V Scholar Plus Award – extended funding for exceptional V Scholars
It is now clear that our immune system has the capacity to both recognize and destroy cancer cells. Unfortunately, tumor cells escape this immune-mediated destruction by activating inhibitory switches to turn off T-cells. These switches, called immune checkpoint receptors (ICR), are now being targeted in early-phase clinical cancer trials in hopes of restoring and boosting immune-targeted killing of cancer.
However, despite showing promise in animal models of cancer, it remains unclear whether drugs targeting more recently identified ICRs will work in humans. Most importantly and a major focus of this proposal, while ICR therapies were previously assumed to bind and target only immune cells as noted above, our data newly identifies ICR expression directly on cancer cells along with therapeutically promising anti-cancer as well as pro-tumorigenic activities. What’s more, levels of cancer cell-ICRs could be dynamically regulated by cytokine stimulation. Overall, these findings raise unanswered questions on ICR-specific drug safety, specificity, potency and optimization that challenge existing, even false, assumptions within the immunotherapy field and invite further inquiry of these entirely unexplored tumor-intrinsic pathways.
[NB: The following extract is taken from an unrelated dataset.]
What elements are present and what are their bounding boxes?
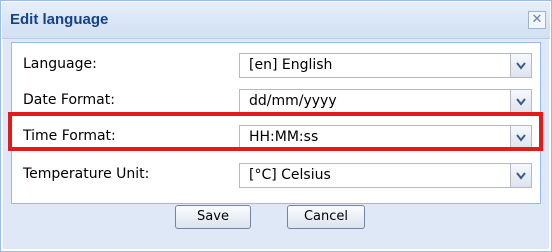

This interdisciplinary proposal functionally dissects one particular tumor cell-expressed ICR and its undiscovered roles in cancer progression. As our seminal data reveals that it powerfully regulates cancer growth and metastasis, this research lays the groundwork for developing innovative drugs to block cancer advancement. Results will not only raise awareness of unanticipated impact of ICR drugs on a new tumor-intrinsic pathway but also invite further scientific and therapeutic inquiry and exploitation of this undefined pathway in cancer.